Here’s what my follower wrote to me (reproduced here with his permission):
We seem to be fighting similar battles:
A while ago, I read the Wikipedia article entitled, “The Pictures Generation,” which was unclear as to whether it was about the Met show itself or the artists that Eklund had gathered [at the Met] under this rubric. It made scant reference to Douglas Crimp‘s role in the matter.
I wrote three new paragraphs to make the article more clearly about the Met show and to situate Crimp’s work as its basis. [He is now credited by name in the second sentence of that entry.]
I introduced myself to Douglas [Crimp] in the lobby of New York Live Arts before a show when I worked there. I worried that I was behaving like some kind of art-history groupie, but we had a perfectly nice conversation.
Then, oddly, we began to see each other regularly at dance performances around the city, often landing within a few seats of one another. If we were both alone, we would generally walk out of the theater together and he would share some insight or historical information that deepened my sense of the dance.
It was a minor but rich connection that I just want to tell someone about while he’s on all our minds. [Italicized words above are mine, not Rob’s.]

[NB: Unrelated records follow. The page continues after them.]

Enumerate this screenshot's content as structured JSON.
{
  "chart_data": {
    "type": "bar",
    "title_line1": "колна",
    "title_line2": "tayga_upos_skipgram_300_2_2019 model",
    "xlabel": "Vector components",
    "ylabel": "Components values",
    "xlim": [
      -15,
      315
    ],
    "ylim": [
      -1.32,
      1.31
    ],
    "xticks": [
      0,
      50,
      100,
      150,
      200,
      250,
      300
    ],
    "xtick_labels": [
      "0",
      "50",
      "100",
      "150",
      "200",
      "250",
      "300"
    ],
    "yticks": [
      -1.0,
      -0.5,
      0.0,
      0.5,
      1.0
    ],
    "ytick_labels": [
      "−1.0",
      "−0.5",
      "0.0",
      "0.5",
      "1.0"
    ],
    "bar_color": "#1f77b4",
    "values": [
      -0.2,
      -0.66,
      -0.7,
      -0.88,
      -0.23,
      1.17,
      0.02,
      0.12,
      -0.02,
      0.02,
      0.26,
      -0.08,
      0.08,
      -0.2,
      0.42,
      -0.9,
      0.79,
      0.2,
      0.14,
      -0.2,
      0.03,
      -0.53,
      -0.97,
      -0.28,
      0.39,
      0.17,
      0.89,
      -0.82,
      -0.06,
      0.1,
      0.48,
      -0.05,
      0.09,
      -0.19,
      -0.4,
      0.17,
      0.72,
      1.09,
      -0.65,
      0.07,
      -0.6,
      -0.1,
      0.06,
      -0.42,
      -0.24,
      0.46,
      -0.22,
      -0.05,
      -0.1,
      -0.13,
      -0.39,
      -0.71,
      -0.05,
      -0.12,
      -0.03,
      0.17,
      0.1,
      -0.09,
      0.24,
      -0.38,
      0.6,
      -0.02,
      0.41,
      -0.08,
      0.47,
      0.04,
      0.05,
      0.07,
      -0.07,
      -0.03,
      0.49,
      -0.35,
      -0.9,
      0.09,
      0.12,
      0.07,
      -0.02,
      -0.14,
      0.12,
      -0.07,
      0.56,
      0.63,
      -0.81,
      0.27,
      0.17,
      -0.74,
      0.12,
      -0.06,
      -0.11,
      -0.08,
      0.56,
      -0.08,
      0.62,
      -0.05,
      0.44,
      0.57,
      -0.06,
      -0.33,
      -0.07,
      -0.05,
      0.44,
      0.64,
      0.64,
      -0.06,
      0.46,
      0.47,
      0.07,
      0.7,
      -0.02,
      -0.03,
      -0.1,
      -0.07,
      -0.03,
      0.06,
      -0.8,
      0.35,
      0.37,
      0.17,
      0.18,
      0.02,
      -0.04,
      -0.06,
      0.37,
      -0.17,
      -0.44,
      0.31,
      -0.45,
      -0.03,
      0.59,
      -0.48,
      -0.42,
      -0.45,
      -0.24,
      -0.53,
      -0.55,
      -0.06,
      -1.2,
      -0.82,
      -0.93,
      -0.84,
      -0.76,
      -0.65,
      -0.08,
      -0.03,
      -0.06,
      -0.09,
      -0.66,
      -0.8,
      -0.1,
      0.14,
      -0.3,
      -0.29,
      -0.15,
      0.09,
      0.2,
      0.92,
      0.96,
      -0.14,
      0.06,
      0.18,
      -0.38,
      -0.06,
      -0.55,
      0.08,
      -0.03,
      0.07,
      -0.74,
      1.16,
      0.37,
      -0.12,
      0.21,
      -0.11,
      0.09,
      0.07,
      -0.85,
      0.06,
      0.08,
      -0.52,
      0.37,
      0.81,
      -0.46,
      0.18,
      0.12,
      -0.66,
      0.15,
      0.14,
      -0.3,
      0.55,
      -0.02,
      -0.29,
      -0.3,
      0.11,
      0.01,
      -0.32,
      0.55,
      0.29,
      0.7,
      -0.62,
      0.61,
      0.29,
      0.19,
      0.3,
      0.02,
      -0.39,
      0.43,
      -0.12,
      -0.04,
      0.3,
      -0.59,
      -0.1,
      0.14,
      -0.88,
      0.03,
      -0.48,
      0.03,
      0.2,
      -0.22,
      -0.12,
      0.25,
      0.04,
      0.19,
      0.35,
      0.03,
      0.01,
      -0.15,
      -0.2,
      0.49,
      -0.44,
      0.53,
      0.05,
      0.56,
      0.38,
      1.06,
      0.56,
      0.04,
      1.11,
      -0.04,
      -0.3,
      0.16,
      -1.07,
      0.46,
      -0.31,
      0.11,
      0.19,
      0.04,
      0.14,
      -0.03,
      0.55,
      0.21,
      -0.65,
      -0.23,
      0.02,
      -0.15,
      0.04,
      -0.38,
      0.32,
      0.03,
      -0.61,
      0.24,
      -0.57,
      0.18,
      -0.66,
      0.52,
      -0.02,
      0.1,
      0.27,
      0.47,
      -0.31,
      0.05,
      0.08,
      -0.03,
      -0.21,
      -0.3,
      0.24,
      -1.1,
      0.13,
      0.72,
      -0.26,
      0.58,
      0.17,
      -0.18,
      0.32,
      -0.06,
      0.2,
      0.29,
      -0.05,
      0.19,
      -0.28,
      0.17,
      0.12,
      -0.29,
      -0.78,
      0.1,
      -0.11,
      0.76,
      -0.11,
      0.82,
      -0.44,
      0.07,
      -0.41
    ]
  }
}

This not only sets the record straight on Crimp’s contribution (and gives further evidence of how generous he was with his insights), but also illustrates (in case we needed reminding) the shortcomings of crowdsourced reference sources like Wikipedia.
In another tribute, the New Yorker has just posted online Masha Gessen‘s appreciation of another of Crimp’s pioneering contributions—his provocative essays championing AIDS activism.